Y te levantas por la mañana, y desayunas una tostada con miel y virutas de ginseng con un zumo de mandarina y un café con leche.
Y te das una ducha con gel de coco, y te recreas con el agua caliente y te secas con las toallas que aún huelen a recién lavadas y te vistes y te peinas, y te miras al espejo y te enamoras de ti.
Y sales a la calle y cruzas con el muñeco del semáforo en rojo y te encuentras con ese alguien que te despierta un no se qué y te saluda y te da dos besos con sabor a poco y te vas y sonríes.
Y llegas a tu trabajo y te dan los buenos días, te recuerdan la reunión de la una y que ha llamado un tal Sr.
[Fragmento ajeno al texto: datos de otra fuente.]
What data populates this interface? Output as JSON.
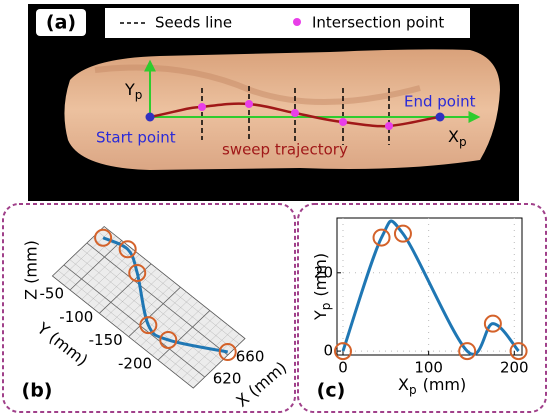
{
  "panel_a": {
    "label": "(a)",
    "legend": [
      "Seeds line",
      "Intersection point"
    ],
    "axis_y": {
      "main": "Y",
      "sub": "p"
    },
    "axis_x": {
      "main": "X",
      "sub": "p"
    },
    "start": "Start point",
    "end": "End point",
    "trajectory": "sweep trajectory"
  },
  "chart_data": [
    {
      "type": "line3d",
      "label": "(b)",
      "x": [
        678,
        686,
        670,
        627,
        628,
        663
      ],
      "y": [
        -30,
        -64,
        -96,
        -157,
        -190,
        -257
      ],
      "xlim": [
        600,
        690
      ],
      "ylim": [
        -260,
        -20
      ],
      "xticks": [
        620,
        660
      ],
      "yticks": [
        -50,
        -100,
        -150,
        -200
      ],
      "xlabel": "X (mm)",
      "ylabel": "Y (mm)",
      "zlabel": "Z (mm)",
      "color": "#1f77b4",
      "marker_color": "#d4622a"
    },
    {
      "type": "line",
      "label": "(c)",
      "x": [
        0,
        45,
        70,
        145,
        175,
        205
      ],
      "y": [
        0,
        29,
        30,
        0,
        7,
        0
      ],
      "xlim": [
        -7,
        209
      ],
      "ylim": [
        -1,
        34
      ],
      "xticks": [
        0,
        100,
        200
      ],
      "yticks": [
        0,
        20
      ],
      "xlabel": {
        "main": "X",
        "sub": "p",
        "unit": "(mm)"
      },
      "ylabel": {
        "main": "Y",
        "sub": "p",
        "unit": "(mm)"
      },
      "color": "#1f77b4",
      "marker_color": "#d4622a",
      "grid": true
    }
  ]
}
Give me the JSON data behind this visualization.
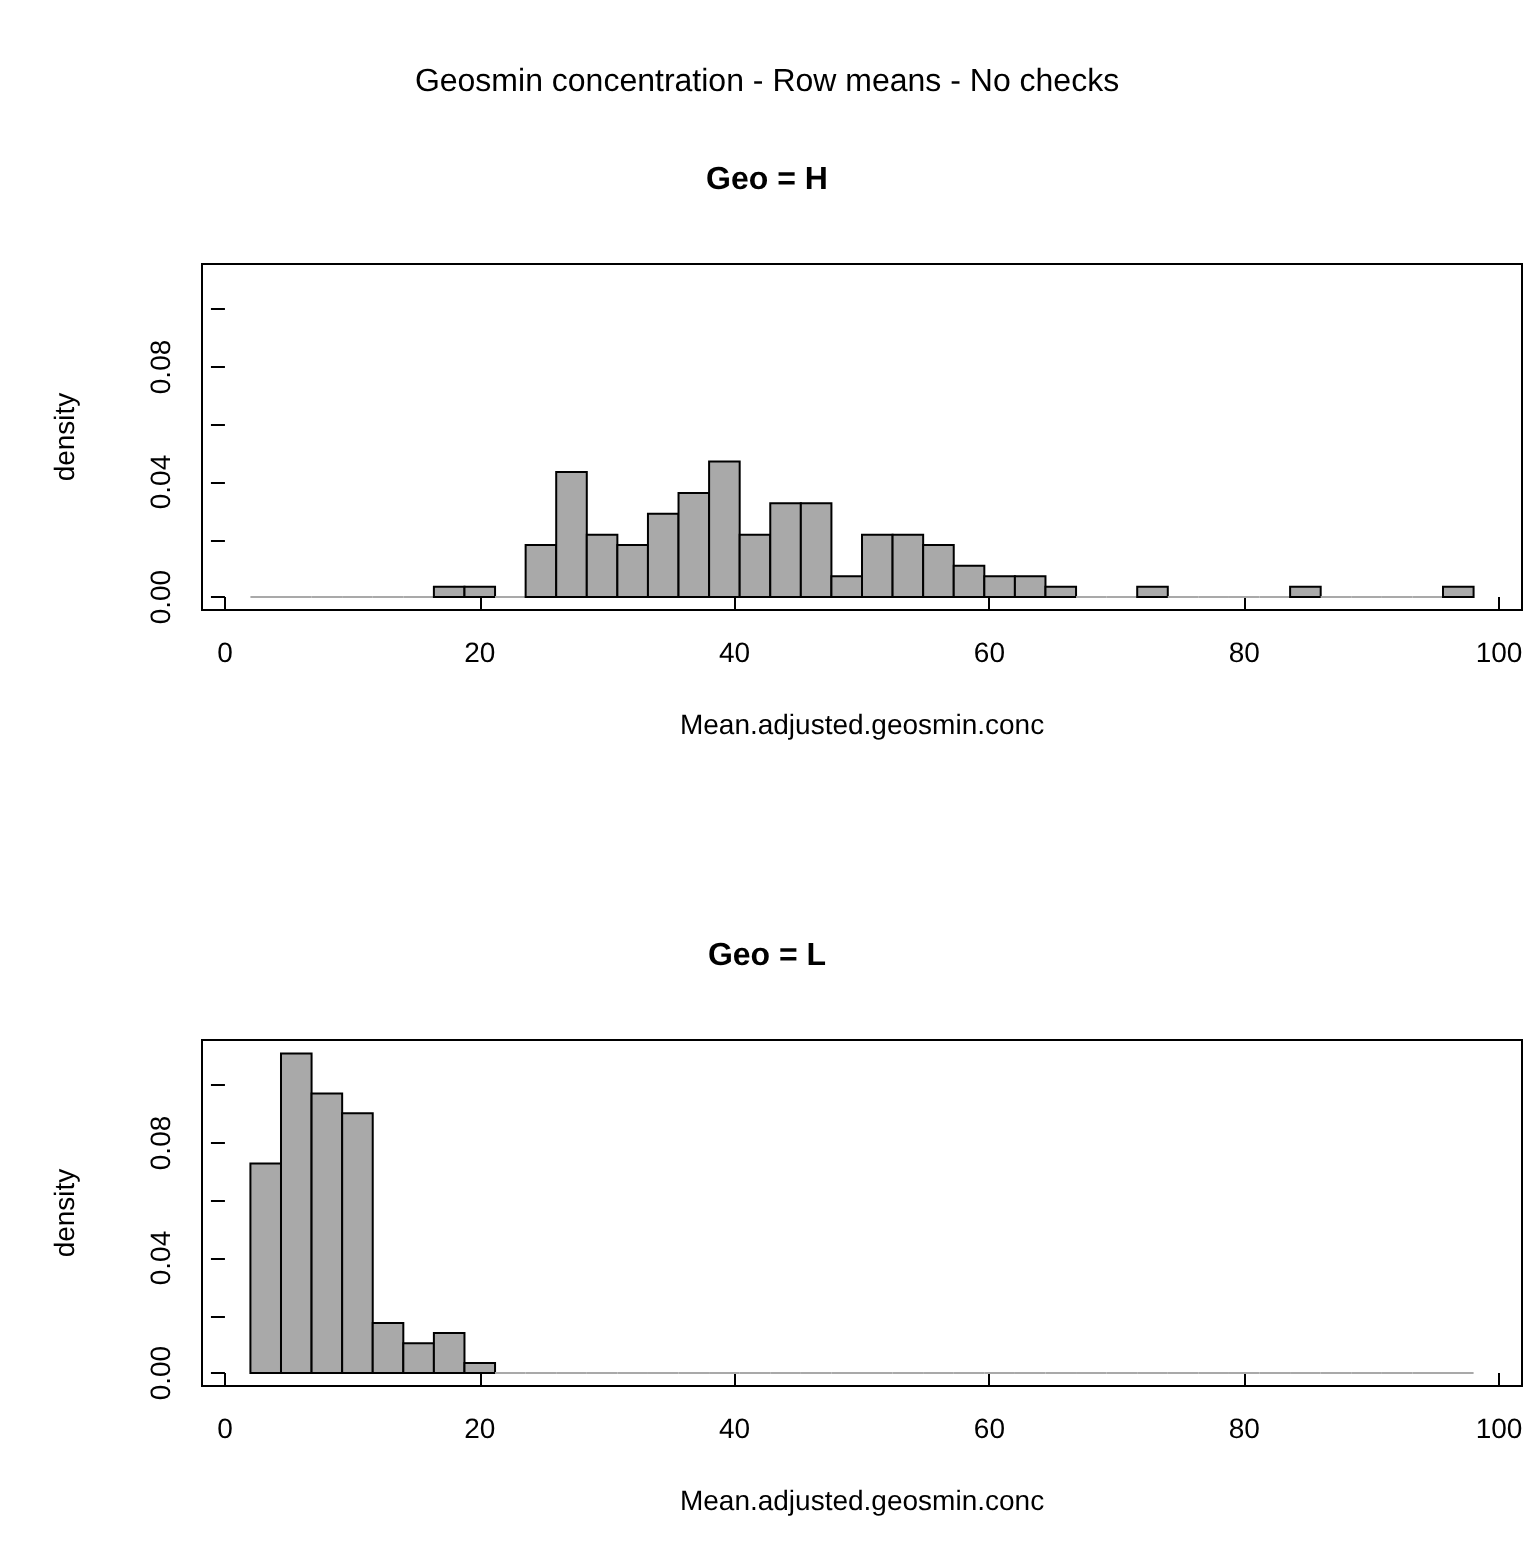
{
  "chart_data": [
    {
      "type": "histogram",
      "title": "Geo = H",
      "annotations": [
        "Geosmin concentration - Row means - No checks"
      ],
      "xlabel": "Mean.adjusted.geosmin.conc",
      "ylabel": "density",
      "color": "#a9a9a9",
      "bins": [
        2,
        4.4,
        6.8,
        9.2,
        11.6,
        14,
        16.4,
        18.8,
        21.2,
        23.6,
        26,
        28.4,
        30.8,
        33.2,
        35.6,
        38,
        40.4,
        42.8,
        45.2,
        47.6,
        50,
        52.4,
        54.8,
        57.2,
        59.6,
        62,
        64.4,
        66.8,
        69.2,
        71.6,
        74,
        76.4,
        78.8,
        81.2,
        83.6,
        86,
        88.4,
        90.8,
        93.2,
        95.6,
        98
      ],
      "values": [
        0,
        0,
        0,
        0,
        0,
        0,
        0.0036,
        0.0036,
        0,
        0.0181,
        0.0435,
        0.0217,
        0.0181,
        0.029,
        0.0362,
        0.0471,
        0.0217,
        0.0326,
        0.0326,
        0.0072,
        0.0217,
        0.0217,
        0.0181,
        0.0109,
        0.0072,
        0.0072,
        0.0036,
        0,
        0,
        0.0036,
        0,
        0,
        0,
        0,
        0.0036,
        0,
        0,
        0,
        0,
        0.0036
      ],
      "xlim": [
        -1.8,
        101.8
      ],
      "xticks": [
        0,
        20,
        40,
        60,
        80,
        100
      ],
      "ylim": [
        -0.0045,
        0.1158
      ],
      "yticks": [
        {
          "value": 0,
          "label": "0.00"
        },
        {
          "value": 0.02,
          "label": null
        },
        {
          "value": 0.04,
          "label": "0.04"
        },
        {
          "value": 0.06,
          "label": null
        },
        {
          "value": 0.08,
          "label": "0.08"
        },
        {
          "value": 0.1,
          "label": null
        }
      ],
      "grid": false
    },
    {
      "type": "histogram",
      "title": "Geo = L",
      "xlabel": "Mean.adjusted.geosmin.conc",
      "ylabel": "density",
      "color": "#a9a9a9",
      "bins": [
        2,
        4.4,
        6.8,
        9.2,
        11.6,
        14,
        16.4,
        18.8,
        21.2,
        23.6,
        26,
        28.4,
        30.8,
        33.2,
        35.6,
        38,
        40.4,
        42.8,
        45.2,
        47.6,
        50,
        52.4,
        54.8,
        57.2,
        59.6,
        62,
        64.4,
        66.8,
        69.2,
        71.6,
        74,
        76.4,
        78.8,
        81.2,
        83.6,
        86,
        88.4,
        90.8,
        93.2,
        95.6,
        98
      ],
      "values": [
        0.0729,
        0.1111,
        0.0972,
        0.0903,
        0.0174,
        0.0104,
        0.0139,
        0.0035,
        0,
        0,
        0,
        0,
        0,
        0,
        0,
        0,
        0,
        0,
        0,
        0,
        0,
        0,
        0,
        0,
        0,
        0,
        0,
        0,
        0,
        0,
        0,
        0,
        0,
        0,
        0,
        0,
        0,
        0,
        0,
        0
      ],
      "xlim": [
        -1.8,
        101.8
      ],
      "xticks": [
        0,
        20,
        40,
        60,
        80,
        100
      ],
      "ylim": [
        -0.0045,
        0.1158
      ],
      "yticks": [
        {
          "value": 0,
          "label": "0.00"
        },
        {
          "value": 0.02,
          "label": null
        },
        {
          "value": 0.04,
          "label": "0.04"
        },
        {
          "value": 0.06,
          "label": null
        },
        {
          "value": 0.08,
          "label": "0.08"
        },
        {
          "value": 0.1,
          "label": null
        }
      ],
      "grid": false
    }
  ]
}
Martín que espera impaciente tu llamada. Y le llamas, y te dice exactamente lo que hacía meses esperabas oír de su viva voz. Y te paseas por la oficina con un café descafetado que te sabe a gloria.
Y comes con dos de tus mejores amigos, con uno de tus vinos preferidos en el restaurante donde trabaja ese camarero que siempre te saluda sonriente y te ofrece la mesa junto a la ventana. Y te excedes en el postre, pero no pasa nada. Te tomas el tercer café del día mientras disfrutas las últimas anécdotas de tus ligeramente embriagados compañeros de mesa. Y se van y te vas, con la sensación de fortuna de tenerlos.
Y llega la tarde y la noche y te miras al espejo y te encuentras contigo.

El Altísimo Precio de la Libertad



Siempre es lo mismo, una y otra vez el corazón se relaja y se dilata para recibir su dulcísima y sincerísima sonrisa de eterno niño a mis ojos protectores, para pocos segundos después, días para algunos, encogerse y casi estrangularse con la angustia de perder durante siglos, semanas para otros, la alegría de su mal despertar y la ternura de su torpeza con todo lo ajeno a su entorno.

El camino de regreso, sola y libre, se hace infinito y lleno de dudas que me obligan a plantearme el precio de mi libertad: la soledad.


Dolores

Cómo duele tu ausencia, tu desgana y tu apatía. Cómo duele la sinceridad vaga a falta de mentiras despiadadas. Cómo duele verte escapar mientras ocupas tu lado de la cama. Como duelen los ojos cerrados, los suspiros desenamorados, el ánimo desanimado y la ilusión desilusionada. Cómo duele la soga imaginaria que trazan tus alas. Cómo duele el amor por contrato y la devoción al (re)trato. Cómo duele, amor mío, que no te duela.